Unfortunately, the media is hopelessly shallow and/or agenda driven, to acknowledge and dissect, what is going on here in the cultural debate; additionally, our public education system is hopelessly incapable, and for the most part unwilling, to teach the necessity of integrity in public discourse. Therefore, the entire colloquy continues, incessantly, devoid of the very foundational prerequisites of honest debate, ie., logic, veracity and authenticity. The entire exercise is based on a lie.

What is going on is blatent religious discrimination against one sector, Christians.

Many, in the religious community, fail to stand up against this discrimination because, in a sense, they have accepted the premise. Part of the blame must be attributed to the Church itself, in that, its own attempts at catechesis have been inexplicably narrow in terms of how it defines "faith." Faith, is not believing some set of ideas, for which there is no empirical evidence! Faith, is the actuating, underlying reality, which allows us to operate intellectually, psychologically, volitionally, even physically.

Perhaps every Christian should read the Christian existentialist, Paul Tillich's book, "The Dynamics of Faith." In a few pages it completely changes one's paradigm in regard to what "faith" is.

Tillich's explantion comes much closer to the true nature of "faith" than what is taught in most churches.

As Gappa describes it in his article, "faith" is simply the framework through which one views reality.

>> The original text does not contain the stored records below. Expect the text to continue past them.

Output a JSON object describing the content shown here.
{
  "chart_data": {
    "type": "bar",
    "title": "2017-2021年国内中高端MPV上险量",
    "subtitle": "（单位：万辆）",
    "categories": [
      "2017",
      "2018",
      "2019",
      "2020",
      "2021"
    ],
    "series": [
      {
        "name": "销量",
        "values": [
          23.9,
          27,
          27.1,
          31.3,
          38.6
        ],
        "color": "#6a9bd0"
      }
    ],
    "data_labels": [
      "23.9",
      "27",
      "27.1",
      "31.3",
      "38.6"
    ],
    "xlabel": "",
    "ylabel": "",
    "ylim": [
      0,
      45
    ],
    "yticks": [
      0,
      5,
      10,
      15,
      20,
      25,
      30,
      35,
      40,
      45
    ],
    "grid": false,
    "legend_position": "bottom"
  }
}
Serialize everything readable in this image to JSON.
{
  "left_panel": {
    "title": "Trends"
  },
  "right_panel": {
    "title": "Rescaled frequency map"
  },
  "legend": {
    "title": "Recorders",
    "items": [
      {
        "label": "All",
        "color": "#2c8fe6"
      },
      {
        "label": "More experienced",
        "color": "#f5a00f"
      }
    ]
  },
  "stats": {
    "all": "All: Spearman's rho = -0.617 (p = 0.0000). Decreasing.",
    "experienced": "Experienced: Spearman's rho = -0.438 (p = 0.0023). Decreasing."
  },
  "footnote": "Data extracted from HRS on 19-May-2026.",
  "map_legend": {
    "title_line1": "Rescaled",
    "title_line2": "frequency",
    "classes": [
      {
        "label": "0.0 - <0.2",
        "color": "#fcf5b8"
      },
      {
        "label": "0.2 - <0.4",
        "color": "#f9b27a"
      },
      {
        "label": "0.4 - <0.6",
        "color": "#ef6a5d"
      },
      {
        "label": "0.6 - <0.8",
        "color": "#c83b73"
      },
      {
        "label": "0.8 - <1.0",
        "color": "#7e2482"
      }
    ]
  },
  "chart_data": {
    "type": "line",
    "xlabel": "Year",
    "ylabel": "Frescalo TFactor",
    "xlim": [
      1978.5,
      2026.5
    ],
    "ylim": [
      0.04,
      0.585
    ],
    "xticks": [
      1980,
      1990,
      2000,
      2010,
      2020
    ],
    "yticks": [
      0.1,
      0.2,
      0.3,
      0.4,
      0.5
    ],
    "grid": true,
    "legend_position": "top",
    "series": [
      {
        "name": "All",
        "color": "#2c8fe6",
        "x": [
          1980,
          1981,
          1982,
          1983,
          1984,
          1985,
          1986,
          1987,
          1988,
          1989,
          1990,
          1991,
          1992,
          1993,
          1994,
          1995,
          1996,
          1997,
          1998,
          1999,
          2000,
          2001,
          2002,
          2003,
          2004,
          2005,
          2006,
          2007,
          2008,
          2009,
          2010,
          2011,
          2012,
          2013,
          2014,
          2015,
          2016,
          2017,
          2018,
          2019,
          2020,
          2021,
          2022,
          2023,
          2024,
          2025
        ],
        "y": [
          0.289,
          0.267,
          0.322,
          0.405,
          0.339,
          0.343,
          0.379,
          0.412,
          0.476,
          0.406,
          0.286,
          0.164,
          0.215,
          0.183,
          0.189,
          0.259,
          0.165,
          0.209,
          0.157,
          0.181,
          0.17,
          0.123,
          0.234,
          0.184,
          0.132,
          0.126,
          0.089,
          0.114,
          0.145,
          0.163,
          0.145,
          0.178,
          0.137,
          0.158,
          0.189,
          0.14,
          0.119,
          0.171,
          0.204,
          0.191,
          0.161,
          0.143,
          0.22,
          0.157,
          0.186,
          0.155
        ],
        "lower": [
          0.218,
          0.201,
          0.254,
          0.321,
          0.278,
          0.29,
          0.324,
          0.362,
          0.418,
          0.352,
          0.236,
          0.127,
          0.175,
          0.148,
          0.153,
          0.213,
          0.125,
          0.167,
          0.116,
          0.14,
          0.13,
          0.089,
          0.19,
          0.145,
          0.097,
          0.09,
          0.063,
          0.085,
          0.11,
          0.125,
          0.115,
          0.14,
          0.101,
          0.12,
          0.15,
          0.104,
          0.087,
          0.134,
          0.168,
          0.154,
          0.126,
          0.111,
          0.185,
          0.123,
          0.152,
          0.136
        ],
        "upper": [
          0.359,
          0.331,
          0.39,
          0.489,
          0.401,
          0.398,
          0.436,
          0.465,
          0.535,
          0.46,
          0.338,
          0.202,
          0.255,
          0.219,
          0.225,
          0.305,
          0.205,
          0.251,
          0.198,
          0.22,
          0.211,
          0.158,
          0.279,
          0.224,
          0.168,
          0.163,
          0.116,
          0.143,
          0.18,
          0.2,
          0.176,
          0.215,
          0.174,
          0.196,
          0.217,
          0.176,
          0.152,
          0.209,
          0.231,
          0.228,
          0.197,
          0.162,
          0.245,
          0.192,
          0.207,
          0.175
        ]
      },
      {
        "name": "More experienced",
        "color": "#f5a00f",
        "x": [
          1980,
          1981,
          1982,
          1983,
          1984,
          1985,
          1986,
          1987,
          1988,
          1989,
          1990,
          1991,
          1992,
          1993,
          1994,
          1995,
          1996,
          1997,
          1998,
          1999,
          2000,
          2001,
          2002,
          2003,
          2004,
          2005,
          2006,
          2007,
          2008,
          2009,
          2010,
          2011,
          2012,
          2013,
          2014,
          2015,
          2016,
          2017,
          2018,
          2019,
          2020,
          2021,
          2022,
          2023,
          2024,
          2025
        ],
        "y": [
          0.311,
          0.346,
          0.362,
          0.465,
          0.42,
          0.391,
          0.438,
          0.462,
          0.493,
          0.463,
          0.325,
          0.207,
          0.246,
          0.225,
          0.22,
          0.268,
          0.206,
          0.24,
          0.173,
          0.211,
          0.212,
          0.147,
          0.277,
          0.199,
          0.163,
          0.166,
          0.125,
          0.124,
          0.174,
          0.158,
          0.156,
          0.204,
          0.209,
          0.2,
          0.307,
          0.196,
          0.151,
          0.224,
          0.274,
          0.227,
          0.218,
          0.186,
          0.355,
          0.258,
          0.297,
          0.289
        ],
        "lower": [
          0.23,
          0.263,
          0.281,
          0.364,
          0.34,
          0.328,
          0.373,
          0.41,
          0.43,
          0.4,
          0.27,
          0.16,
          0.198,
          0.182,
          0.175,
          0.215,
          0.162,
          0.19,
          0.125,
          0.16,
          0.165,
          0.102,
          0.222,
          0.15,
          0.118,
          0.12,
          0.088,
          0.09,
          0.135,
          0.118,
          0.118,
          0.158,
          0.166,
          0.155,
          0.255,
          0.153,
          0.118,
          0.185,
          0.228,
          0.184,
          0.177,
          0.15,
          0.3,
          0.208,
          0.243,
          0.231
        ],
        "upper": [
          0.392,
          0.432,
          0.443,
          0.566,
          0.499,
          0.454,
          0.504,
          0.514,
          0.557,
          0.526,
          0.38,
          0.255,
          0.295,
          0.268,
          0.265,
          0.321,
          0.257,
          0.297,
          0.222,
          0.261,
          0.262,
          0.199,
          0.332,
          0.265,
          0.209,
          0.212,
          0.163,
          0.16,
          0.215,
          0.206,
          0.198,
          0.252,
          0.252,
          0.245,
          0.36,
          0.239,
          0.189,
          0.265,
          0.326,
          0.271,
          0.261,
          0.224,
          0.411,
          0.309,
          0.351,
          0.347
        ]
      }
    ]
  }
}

An atheist makes certain presumptions upon which he bases all the rest of his opinions, including those made in the public arena. Notwithstanding the fact that individuals may never acknowledge or investigate their own existential presumptions, never the less, their lives are lived in obedience to them.

If one had no "framework" through which to view reality, he would be a completely disintegrated personality. We call degrees of that, mental illness; we call a complete lack of such a structure, insanity.

So, whether one believes there is no God, or whether he is operating on Pascal's wager, or, whether he is existentially committed to the, "Thou," his framework of "faith" will inevitably shape his opinions as he participates in the "public square."

The acknowledgement of this embarrassingly simple fact is almost entirely absent from our consciousness. In practice, what this amounts to, is barring the Christian point of view from the discussion. It is a lie and it is sinister. For public schools, the media, the judiciary and any other public institution to inculcate this view is unconscionable.

Christians must first take upon themselves the self-reflective task to examine the nature of "faith" itself, then, we must courageously engage the battle to restore our rightful place in the "public square."

It appears The Christian Institute in the UK has engaged the battle, against Google!